A Double-Whammy to SCOTUS’ Legacy


The American public’s faith in its federal government has been eroding at an accelerating pace in recent years, and with good reason: the Executive branch has been the centerpiece of controversy since the turn of the century, while the Legislative reeks of inefficiency. The Judicial, however, has been considered Washington’s last-standing beacon of strength– a body that has operated with uncompromised integrity.  

Unfortunately, recent developments, such as the Roe V. Wade draft opinion leak, display the increasing politicization of the institution’s role and cast it into the midst of the culture wars. Without the image of the Supreme Court as an uncompromised institution that solely focuses on matters of Constitutionality, the American government’s relationship with the public is jeopardized, and, by virtue, its ability to effectively serve. The reputation of the highest court in the land must be restored, a process that begins within the government itself.

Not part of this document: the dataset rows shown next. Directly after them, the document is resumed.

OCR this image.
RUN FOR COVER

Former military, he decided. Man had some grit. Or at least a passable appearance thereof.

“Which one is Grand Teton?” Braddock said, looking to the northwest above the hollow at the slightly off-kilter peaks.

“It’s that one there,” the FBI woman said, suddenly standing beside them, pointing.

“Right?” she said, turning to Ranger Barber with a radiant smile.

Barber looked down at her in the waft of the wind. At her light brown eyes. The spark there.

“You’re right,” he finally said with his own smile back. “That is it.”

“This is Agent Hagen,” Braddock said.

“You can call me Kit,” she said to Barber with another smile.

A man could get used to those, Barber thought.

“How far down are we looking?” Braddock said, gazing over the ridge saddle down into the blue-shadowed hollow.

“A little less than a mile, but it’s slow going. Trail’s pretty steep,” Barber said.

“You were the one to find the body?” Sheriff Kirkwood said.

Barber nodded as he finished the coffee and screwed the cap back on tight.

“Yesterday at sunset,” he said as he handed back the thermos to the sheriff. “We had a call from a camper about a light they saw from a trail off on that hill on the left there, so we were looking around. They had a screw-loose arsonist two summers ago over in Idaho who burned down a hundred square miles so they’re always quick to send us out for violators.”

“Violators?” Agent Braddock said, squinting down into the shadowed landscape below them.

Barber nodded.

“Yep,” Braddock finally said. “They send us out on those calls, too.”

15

The draft leak has undeniably dealt a catastrophic blow to the efforts of the pro-choice movement. However, regardless of one’s stance on abortion, the leak ought to disturb all Americans for the egrigious derilection of duty and threat to the Supreme Court that it represents. Whoever released the documents without consent, and whatever their motive may be, is not a whistleblower. Rather, they are an active opponent to the Court’s integrity, and attempting to forcefully coerce its judges via public opinion (Notably, disruptive protestors have already mobilized at the homes of numerous conservative Justices). The Supreme Court was not designed to accomodate for the majority public opinion – it serves to provide an originalist, undiluted interpretation of the Constitution. 

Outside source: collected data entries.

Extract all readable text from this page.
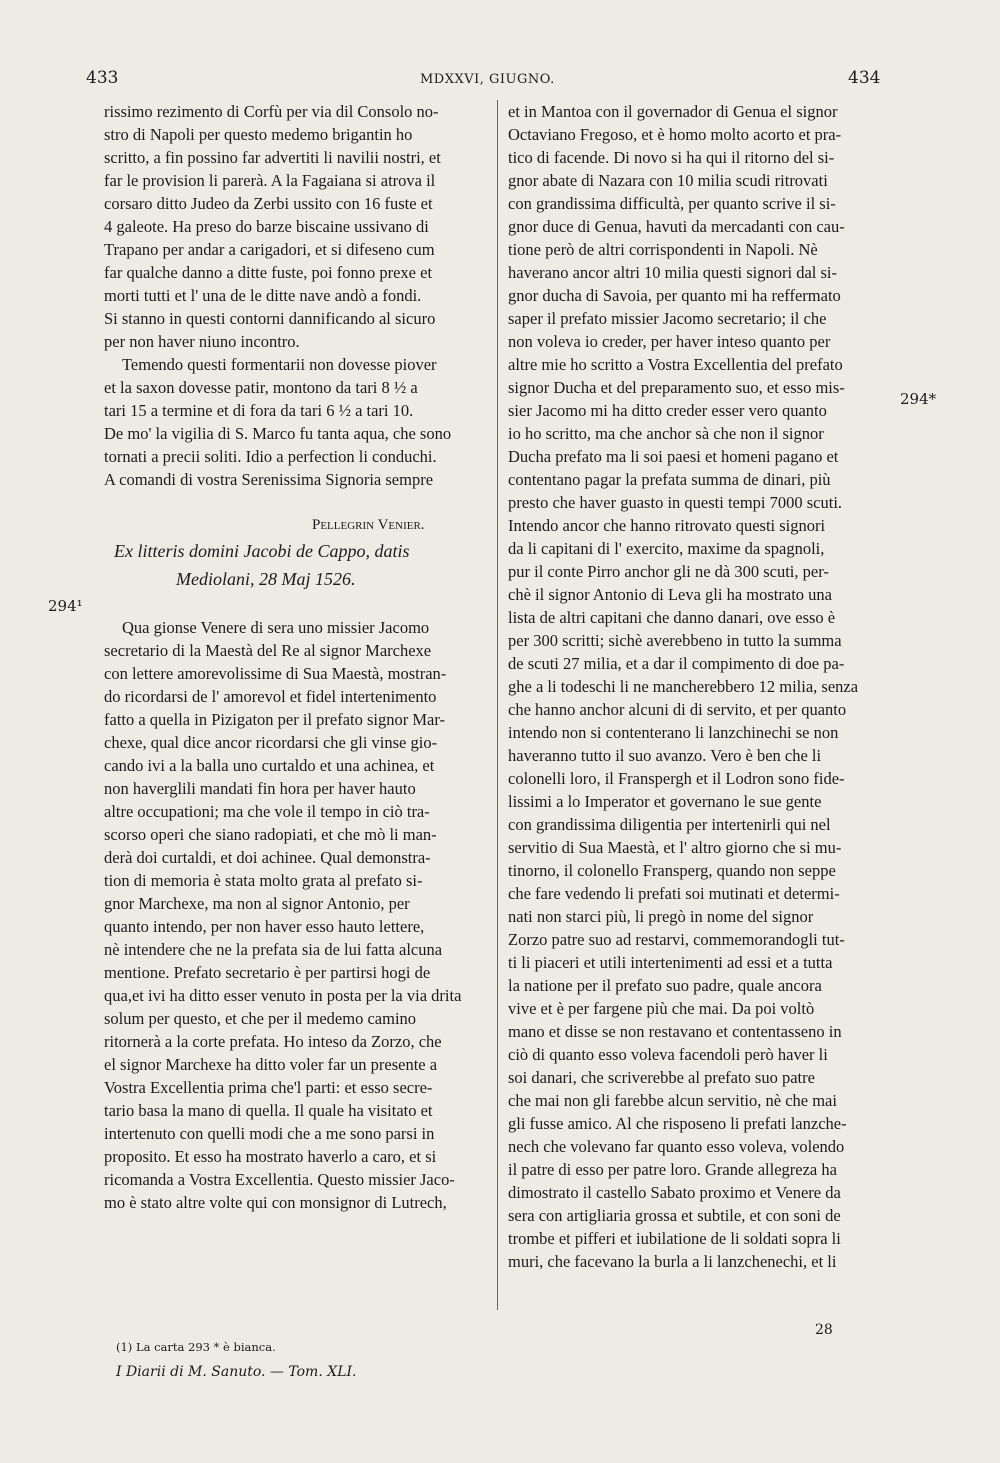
433	MDXXVI, GIUGNO.	434
294¹
294*
rissimo rezimento di Corfù per via dil Consolo no-
stro di Napoli per questo medemo brigantin ho
scritto, a fin possino far advertiti li navilii nostri, et
far le provision li parerà. A la Fagaiana si atrova il
corsaro ditto Judeo da Zerbi ussito con 16 fuste et
4 galeote. Ha preso do barze biscaine ussivano di
Trapano per andar a carigadori, et si difeseno cum
far qualche danno a ditte fuste, poi fonno prexe et
morti tutti et l' una de le ditte nave andò a fondi.
Si stanno in questi contorni dannificando al sicuro
per non haver niuno incontro.
Temendo questi formentarii non dovesse piover
et la saxon dovesse patir, montono da tari 8 ½ a
tari 15 a termine et di fora da tari 6 ½ a tari 10.
De mo' la vigilia di S. Marco fu tanta aqua, che sono
tornati a precii soliti. Idio a perfection li conduchi.
A comandi di vostra Serenissima Signoria sempre
Pellegrin Venier.
Ex litteris domini Jacobi de Cappo, datis
Mediolani, 28 Maj 1526.
Qua gionse Venere di sera uno missier Jacomo
secretario di la Maestà del Re al signor Marchexe
con lettere amorevolissime di Sua Maestà, mostran-
do ricordarsi de l' amorevol et fidel intertenimento
fatto a quella in Pizigaton per il prefato signor Mar-
chexe, qual dice ancor ricordarsi che gli vinse gio-
cando ivi a la balla uno curtaldo et una achinea, et
non haverglili mandati fin hora per haver hauto
altre occupationi; ma che vole il tempo in ciò tra-
scorso operi che siano radopiati, et che mò li man-
derà doi curtaldi, et doi achinee. Qual demonstra-
tion di memoria è stata molto grata al prefato si-
gnor Marchexe, ma non al signor Antonio, per
quanto intendo, per non haver esso hauto lettere,
nè intendere che ne la prefata sia de lui fatta alcuna
mentione. Prefato secretario è per partirsi hogi de
qua,et ivi ha ditto esser venuto in posta per la via drita
solum per questo, et che per il medemo camino
ritornerà a la corte prefata. Ho inteso da Zorzo, che
el signor Marchexe ha ditto voler far un presente a
Vostra Excellentia prima che'l parti: et esso secre-
tario basa la mano di quella. Il quale ha visitato et
intertenuto con quelli modi che a me sono parsi in
proposito. Et esso ha mostrato haverlo a caro, et si
ricomanda a Vostra Excellentia. Questo missier Jaco-
mo è stato altre volte qui con monsignor di Lutrech,
et in Mantoa con il governador di Genua el signor
Octaviano Fregoso, et è homo molto acorto et pra-
tico di facende. Di novo si ha qui il ritorno del si-
gnor abate di Nazara con 10 milia scudi ritrovati
con grandissima difficultà, per quanto scrive il si-
gnor duce di Genua, havuti da mercadanti con cau-
tione però de altri corrispondenti in Napoli. Nè
haverano ancor altri 10 milia questi signori dal si-
gnor ducha di Savoia, per quanto mi ha reffermato
saper il prefato missier Jacomo secretario; il che
non voleva io creder, per haver inteso quanto per
altre mie ho scritto a Vostra Excellentia del prefato
signor Ducha et del preparamento suo, et esso mis-
sier Jacomo mi ha ditto creder esser vero quanto
io ho scritto, ma che anchor sà che non il signor
Ducha prefato ma li soi paesi et homeni pagano et
contentano pagar la prefata summa de dinari, più
presto che haver guasto in questi tempi 7000 scuti.
Intendo ancor che hanno ritrovato questi signori
da li capitani di l' exercito, maxime da spagnoli,
pur il conte Pirro anchor gli ne dà 300 scuti, per-
chè il signor Antonio di Leva gli ha mostrato una
lista de altri capitani che danno danari, ove esso è
per 300 scritti; sichè averebbeno in tutto la summa
de scuti 27 milia, et a dar il compimento di doe pa-
ghe a li todeschi li ne mancherebbero 12 milia, senza
che hanno anchor alcuni di di servito, et per quanto
intendo non si contenterano li lanzchinechi se non
haveranno tutto il suo avanzo. Vero è ben che li
colonelli loro, il Franspergh et il Lodron sono fide-
lissimi a lo Imperator et governano le sue gente
con grandissima diligentia per intertenirli qui nel
servitio di Sua Maestà, et l' altro giorno che si mu-
tinorno, il colonello Fransperg, quando non seppe
che fare vedendo li prefati soi mutinati et determi-
nati non starci più, li pregò in nome del signor
Zorzo patre suo ad restarvi, commemorandogli tut-
ti li piaceri et utili intertenimenti ad essi et a tutta
la natione per il prefato suo padre, quale ancora
vive et è per fargene più che mai. Da poi voltò
mano et disse se non restavano et contentasseno in
ciò di quanto esso voleva facendoli però haver li
soi danari, che scriverebbe al prefato suo patre
che mai non gli farebbe alcun servitio, nè che mai
gli fusse amico. Al che risposeno li prefati lanzche-
nech che volevano far quanto esso voleva, volendo
il patre di esso per patre loro. Grande allegreza ha
dimostrato il castello Sabato proximo et Venere da
sera con artigliaria grossa et subtile, et con soni de
trombe et pifferi et iubilatione de li soldati sopra li
muri, che facevano la burla a li lanzchenechi, et li
28
(1) La carta 293 * è bianca.
I Diarii di M. Sanuto. — Tom. XLI.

In light of such attempts to drag the Supreme Court into political territory, such as calls for court-packing, the questions asked at the Ketanji Brown Jackson hearings earlier this year seemed to further solidify the Court’s role as a political tool to be manipulated by both sides of the aisle. Numerous GOP Senators seemed hellbent on provoking responses from Jackson with inquiries that had little pertinence with legal matters, such as Marsha Blackburn’s (R-TN) “Can you provide a definition for the word ‘woman’?”, and Ted Cruz, who felt a compelling need to ask whether “babies are racist.” Republicans also spent countless hours pursuing a line of questioning that focused on sentencing disparities in child pornography cases in an attempt to malign Jackson and her record, and make her seem lenient on the issue. Additionally, several GOP senators argued that they were unable to support Jackson due to her being endorsed by leftist groups, a flimsy point that fails to hold.

Americans viewing the Court and its Justices as political pawns is a dangerous trend that is quickly becoming the status quo. Rather than serving as the guardians and interpreters of the Constitution, there is a popular notion that the Supreme Court does the bidding of a particular national party, depending on its ideological balance. However, the American people – and a concerning number of Senators – must remember that it exists not to mold the law, but to arbitrate it. The KBJ hearings, sadly, reflect a congressional desire to pervert the Court’s legal authority and weaponize it for political benefit. These intentions have darker implications that radiate beyond just the Court, and actually undercut the Constitution’s role as both the preeminent national legal force and the Supreme Court as Washington’s counterweight to other federal branches that can reinforce the balance of powers. 

I was recently reflecting on a quote from former President Calvin Coolidge, when speaking on the Constitution in 1926: “every American can turn for solace and consolation to [the D.O.I and Constitution] with the assurance and confidence that those two great charters of freedom and justice remain firm and unshaken.” 

Regrettably, Coolidge’s assumption can no longer be taken for granted: Both the leak and the KBJ hearings saw bold attempts to twist the purpose of the Supreme Court, and ought to have raised the alarm on the looming threat to the Constitution.